Comment les éléments du paratexte (préfaces, tables des matières, index, titres des parties) ordonnent-ils les recueils ? Dans quelle mesure les titres-arguments des lettres, irréductibles à de simples indications thématiques, font-ils signe vers les types de discours rhétoriques en général et les nomenclatures épistolographiques en particulier ? De quelle manière la lecture des lettres est-elle orientée par les outils descriptifs que divulguent les traités de rhétorique (perception et identification des ressources disponibles pour l’inventio, la dispositio et l’elocutio) ?

  • Les pratiques socio-discursives

 Dans quelles proportions les lettres des recueils sont-elles dotées d’une valeur descriptive (elles reflètent les usages épistolaires courants) et d’une valeur prescriptive (elles apparaissent comme autant de modèles à suivre) ? En quoi la brièveté, la généralité et la répétitivité de certaines lettres leur confèrent-elles un rendement didactique particulièrement efficace ? Quel est le mode de lecture spécifique qu’appelle, pour l’épistolier soucieux d’améliorer la rédaction usuelle de ses lettres, la mise en série de textes qui exposent de manière voyante les composantes du bien-dire épistolaire (reconnaissance de circuits argumentatifs standardisés, repérage de marqueurs stylistiques, intériorisation d’unités phraséologiques) ?
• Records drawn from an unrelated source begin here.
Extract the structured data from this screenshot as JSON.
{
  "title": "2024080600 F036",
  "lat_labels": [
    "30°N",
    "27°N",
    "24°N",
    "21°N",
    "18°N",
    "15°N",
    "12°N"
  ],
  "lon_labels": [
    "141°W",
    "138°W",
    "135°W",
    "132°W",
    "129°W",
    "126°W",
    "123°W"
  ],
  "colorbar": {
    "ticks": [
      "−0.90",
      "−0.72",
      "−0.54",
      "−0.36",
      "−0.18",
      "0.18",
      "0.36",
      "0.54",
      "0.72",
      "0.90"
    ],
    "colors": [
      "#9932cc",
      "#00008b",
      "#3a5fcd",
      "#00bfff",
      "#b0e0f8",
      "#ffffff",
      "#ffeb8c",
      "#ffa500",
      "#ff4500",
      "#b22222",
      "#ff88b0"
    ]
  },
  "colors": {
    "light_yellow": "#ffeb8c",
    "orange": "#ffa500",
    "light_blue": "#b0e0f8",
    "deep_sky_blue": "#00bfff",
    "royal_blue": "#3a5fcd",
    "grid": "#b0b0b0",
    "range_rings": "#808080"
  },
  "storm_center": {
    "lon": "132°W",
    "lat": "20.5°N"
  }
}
  • Les lieux communs de la morale et de la religion

Certains recueils ont-ils tendance à privilégier ou au contraire à minimiser la dimension morale et religieuse ? Comment s’opère, à la lecture, la mise en réseau des réflexions, préceptes ou enseignements éparpillés au fil du recueil ? Les lieux communs de la sagesse chrétienne sont-ils signalés par le paratexte, exhibés dans les lettres par des formes sentencielles ou bien suggérés de manière implicite ? Selon quelles modalités les schémas de pensée propres aux moralistes sont-ils sélectionnés, dosés et redistribués ? La disposition d’ensemble du recueil crée-t-elle l’impression d’un agencement à visée démonstrative ?

·      La culture lettrée

De quelles productions appartenant à la sphère des Belles-Lettres peut se servir le lecteur d’un recueil épistolaire ? Quels sont les différents projets de lecture possibles, selon que le lecteur préfère apprécier le recueil comme un ouvrage à teneur philosophique (dans le sillage d’auteurs antiques tels que Sénèque), comme de la poésie (rappelons la prédominance du modèle ovidien en matière de lettres amoureuses), comme un exercice de virtuosité stylistique (Marot ou Guez de Balzac faisant figure d’autorités), comme un réservoir d’exemples offerts à l’imitation (on connaît le succès des manuels d’art épistolaire de Puget de La Serre), comme une anthologie de morceaux de bravoure (notamment celle des « plus belles lettres françaises » que Richelet a « tirées des meilleurs auteurs »), ou encore comme l’incarnation d’un idéal sociolinguistique (les lettres de Voiture illustrant l’enjouement, la grâce et le badinage définitoires de la galanterie) ? Comment ces protocoles et ces parcours de lectures naissent-ils de la capacité des lecteurs à investir, de manière plus ou moins intuitive, certains signaux textuels ? Dans quelle mesure l’actualisation des différentes hypothèses de lecture dépend des références, des goûts et des attentes des lecteurs ?

*

Les propositions de contribution (d'une à deux pages) seront envoyées à l'adresse suivante:

Suzanne.Duval@u-pem.fr, avant le 15 septembre 2020.

Les articles sont attendus pour le 30 avril 2021, pour une parution à l'automne 2021.